Claire Boucher, the Montreal-based musician who records under the name Grimes, knows what she’s doing. Visions, the fourth Grimes album, forms a once non-existent bridge between the synth and dream pop of the 1980s and 1990s and a future music that Boucher, we can only hope, is continuing to dream up in her head.
And that’s what so exciting about Visions. The listener feels that he or she joins Boucher in the process of making musical discoveries as the record plays. Like any explorer on a mission of discovery, the listener brings along previously acquired equipment: in this case, knowledge of the influences that fill Boucher’s musical toolbox. Madonna’s high-pitched and intentionally girly early vocal styling takes up one compartment, while New Order’s synth washes and analog dance beats populate another. Other compartments reveal breathy dream pop vocal tendencies derived from Lush’s Miki Berenyi and the Sundays’ Harriet Wheeler (remember them?), as well as My Bloody Valentine’s Belinda Butcher and Cocteau Twins’ Elizabeth Fraser. Boucher even reserves a corner of the toolbox for Trent Reznor’s foregrounding of classical piano figures against a backdrop of mechanical, industrial beats.

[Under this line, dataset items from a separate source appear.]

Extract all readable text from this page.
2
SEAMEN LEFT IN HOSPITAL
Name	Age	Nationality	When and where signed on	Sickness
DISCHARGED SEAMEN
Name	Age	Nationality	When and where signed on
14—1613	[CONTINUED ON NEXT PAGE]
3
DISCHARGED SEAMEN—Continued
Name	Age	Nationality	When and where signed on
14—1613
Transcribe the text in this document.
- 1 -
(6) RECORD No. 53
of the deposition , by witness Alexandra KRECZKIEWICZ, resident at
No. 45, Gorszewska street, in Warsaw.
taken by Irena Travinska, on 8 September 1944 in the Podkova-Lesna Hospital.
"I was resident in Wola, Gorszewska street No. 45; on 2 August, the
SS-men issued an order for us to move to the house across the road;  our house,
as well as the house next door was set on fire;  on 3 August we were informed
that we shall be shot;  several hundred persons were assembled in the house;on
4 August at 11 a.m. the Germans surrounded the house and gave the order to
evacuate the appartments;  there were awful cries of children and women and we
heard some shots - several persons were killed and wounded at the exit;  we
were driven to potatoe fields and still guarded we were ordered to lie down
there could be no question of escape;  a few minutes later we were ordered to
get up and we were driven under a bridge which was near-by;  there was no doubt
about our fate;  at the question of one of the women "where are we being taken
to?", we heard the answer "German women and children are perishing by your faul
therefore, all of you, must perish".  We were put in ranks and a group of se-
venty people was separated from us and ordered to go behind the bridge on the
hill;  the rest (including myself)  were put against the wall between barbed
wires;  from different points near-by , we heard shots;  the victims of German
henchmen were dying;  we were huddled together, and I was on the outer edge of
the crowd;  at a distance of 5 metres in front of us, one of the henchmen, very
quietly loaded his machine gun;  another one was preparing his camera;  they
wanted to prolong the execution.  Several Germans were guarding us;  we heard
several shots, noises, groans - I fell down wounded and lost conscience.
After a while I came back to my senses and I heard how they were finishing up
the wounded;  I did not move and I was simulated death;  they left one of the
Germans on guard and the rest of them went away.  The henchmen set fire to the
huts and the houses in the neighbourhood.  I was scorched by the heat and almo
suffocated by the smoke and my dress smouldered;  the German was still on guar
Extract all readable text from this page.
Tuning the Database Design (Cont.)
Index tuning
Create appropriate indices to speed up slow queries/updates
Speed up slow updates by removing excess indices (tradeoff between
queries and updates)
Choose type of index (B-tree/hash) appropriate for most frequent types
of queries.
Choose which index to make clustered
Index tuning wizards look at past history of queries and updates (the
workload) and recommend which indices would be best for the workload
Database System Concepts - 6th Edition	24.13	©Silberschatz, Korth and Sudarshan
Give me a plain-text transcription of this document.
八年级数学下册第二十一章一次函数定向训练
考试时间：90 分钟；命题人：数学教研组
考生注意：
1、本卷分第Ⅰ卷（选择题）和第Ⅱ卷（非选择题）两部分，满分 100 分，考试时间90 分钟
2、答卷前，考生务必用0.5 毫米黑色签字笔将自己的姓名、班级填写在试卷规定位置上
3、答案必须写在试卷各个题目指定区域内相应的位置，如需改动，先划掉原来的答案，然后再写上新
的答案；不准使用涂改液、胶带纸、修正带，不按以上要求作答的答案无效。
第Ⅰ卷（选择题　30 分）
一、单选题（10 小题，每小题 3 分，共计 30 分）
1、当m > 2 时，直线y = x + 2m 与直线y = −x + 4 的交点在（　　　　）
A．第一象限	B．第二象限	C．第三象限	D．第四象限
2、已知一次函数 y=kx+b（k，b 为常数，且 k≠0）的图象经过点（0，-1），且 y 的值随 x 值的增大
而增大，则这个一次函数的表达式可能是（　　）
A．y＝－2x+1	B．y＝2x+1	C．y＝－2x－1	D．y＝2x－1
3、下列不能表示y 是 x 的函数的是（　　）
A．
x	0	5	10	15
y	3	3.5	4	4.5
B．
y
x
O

So how does Boucher use the equipment in her toolbox to find new musical lands? That is, what makes Visions move beyond the land of pastiche and into the realm of discovery? The record’s appropriately titled second track, “Genesis,” provides the answer to these questions. “Genesis” gives birth to newness. The song has all the tools that I mentioned in the previous paragraph, but it uses them to establish a textured pattern into which Boucher weaves many vocal melodies. Synth lines and piano figures become one with Boucher’s melodies, so that they become a part of a single, atmospheric whole. Unlike most pop music, where the music serves as backing for vocals and lyrics, “Genesis” is a cohesive work of art whose layered complexities create in the listener a stark awareness of the existence of beauty – and, as John Keats says, “A thing of beauty is a joy forever.” The experience of beauty is always new, always eternal, and always a genesis.
Of course, albums such as My Bloody Valentine’s Loveless (1991) and the Beach Boys’ SMiLE (2011) similarly seek beauty through the textured layering of musical motifs in a way that not only predates Visions but also borders on becoming classical music. But what these records don’t do – and what Visions does so well – is move the body as well as lift up the soul. Beautiful songs such as My Bloody Valentine’s “Sometimes” (1991) and the Beach Boys’ “Surf’s Up” (2011) are, like classical music, meant to be listened to, preferably with headphones in a lonely place. Boucher, on the other hand, gives you the option. If you want to dance to her beautiful and complex music, go right ahead. Excellent tracks like “Be a Body” and “Skin” not only remind you that you have a body but also that your body is beautiful and desires to be moved.
What Boucher has done on Visions is quite special and, indeed, new. She’s created what can only be described as baroque synth pop – a new genre that fills the soul with beauty just as it moves the body with rhythm.